Dwayne Andreas's influence, ruthlessness, and hubris are larger than life. (He was the source of the Watergate crew's walking-around money; he gave an additional $100,000 in cash after such donations were prohibited, which was returned by a beleaguered and newly cautious Nixon Administration.)

And Whitacre is the most improbable figure of the story. He is astoundingly naive, believing up to the end that he will become chief executive officer of ADM. He lies with abandon and not particularly well (one would think with all that practice, he would at least get good at it), and seems constitutionally unable to steer an appropriate course of action. He is also peculiarly suggestible: after seeing the movie, "The Firm,' he imitates its hero, Mitch McDeere, and tries to hit the FBI up for money, with far less success. Indeed, at one point, corporate investigator Jules Kroll, convinced that Whitacre is acting out a delusional fantasy based on "The Firm,' comes up with forty-six parallels between the ADM case and the Grisham tale. Whitacre's behavior, which was off-kilter even under normal circumstances, becomes increasingly bizarre and he is hospitalized, diagnosed as manic-depressive, and treated with lithium.

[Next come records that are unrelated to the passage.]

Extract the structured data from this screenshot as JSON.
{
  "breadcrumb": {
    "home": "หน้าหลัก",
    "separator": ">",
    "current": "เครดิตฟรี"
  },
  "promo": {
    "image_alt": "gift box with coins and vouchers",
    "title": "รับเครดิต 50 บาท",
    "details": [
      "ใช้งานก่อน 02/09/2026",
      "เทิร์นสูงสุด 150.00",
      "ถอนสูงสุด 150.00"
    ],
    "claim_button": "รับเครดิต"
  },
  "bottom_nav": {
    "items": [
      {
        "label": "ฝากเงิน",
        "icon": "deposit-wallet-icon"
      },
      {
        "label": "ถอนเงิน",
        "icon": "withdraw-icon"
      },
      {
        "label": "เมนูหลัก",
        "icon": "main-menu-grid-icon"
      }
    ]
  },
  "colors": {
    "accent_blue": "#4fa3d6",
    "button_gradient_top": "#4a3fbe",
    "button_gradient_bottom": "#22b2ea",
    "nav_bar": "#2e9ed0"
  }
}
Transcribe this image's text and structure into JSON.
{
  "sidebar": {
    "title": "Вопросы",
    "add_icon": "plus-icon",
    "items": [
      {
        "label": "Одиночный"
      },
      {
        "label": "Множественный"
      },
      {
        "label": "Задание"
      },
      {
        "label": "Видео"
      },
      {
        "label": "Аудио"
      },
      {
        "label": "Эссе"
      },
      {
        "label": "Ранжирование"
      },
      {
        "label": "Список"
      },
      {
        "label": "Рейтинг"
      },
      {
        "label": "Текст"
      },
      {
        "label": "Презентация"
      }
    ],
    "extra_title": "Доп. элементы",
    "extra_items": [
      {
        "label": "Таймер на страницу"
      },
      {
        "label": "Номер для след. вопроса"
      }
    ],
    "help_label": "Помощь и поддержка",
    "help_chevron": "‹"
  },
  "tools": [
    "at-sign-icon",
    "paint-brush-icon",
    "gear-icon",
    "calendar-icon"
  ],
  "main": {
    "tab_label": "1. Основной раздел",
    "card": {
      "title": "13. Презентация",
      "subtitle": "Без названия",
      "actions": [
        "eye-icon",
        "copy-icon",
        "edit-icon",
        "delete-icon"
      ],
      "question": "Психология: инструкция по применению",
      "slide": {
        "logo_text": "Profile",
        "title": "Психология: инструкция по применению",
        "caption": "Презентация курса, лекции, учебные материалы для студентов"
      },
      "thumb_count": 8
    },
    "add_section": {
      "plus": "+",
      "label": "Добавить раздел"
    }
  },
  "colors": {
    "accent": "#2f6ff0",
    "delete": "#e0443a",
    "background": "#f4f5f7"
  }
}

Eichenwald has grown as a writer. While his 1995 book, "Serpent on the Rock", was a well-researched, lively read about the Prudential-Bache Securities limited partnership scandal of the 1980s, "The Informant" is masterful. Eichenwald skillfully constructs the narrative, dropping hints without heavy-handed foreshadowing, and lets the story seemingly speak for itself.

Eichenwald touches upon larger issues in the epilogue. Even though Whitacre was clearly culpable, he also did a tremendous amount of good (the lysine investigation led to other price-fixing probes in citric acid and vitamins, ultimately yielding $1 billion in fines), so his sentence appears harsh. No allowance was made for the mental illness that led him to undermine his own defense. And while Eichenwald points no fingers, Dwayne Andreas escaped scott free, his pride and his dynastic designs the only casualty.

One probably needs to be a little unhinged to be a whistle-blower, given the costs. Even Jeffrey Wigand, the Brown & Williamson executive who was the most senior member of the tobacco industry to go public, appears tightly wound. Society should support the Wigands and Whitacres, given the tremendous resources that senior executives have at their disposal to keep misconduct secret. Yet there is no white-collar equivalent of a witness protection program, no coaching from the authorities, and certainly no income protection.

Eichenwald appears more interested in telling a suspenseful, engrossing story, which he has done successfully, that in conveying a larger social message. But maybe he gave it at the office.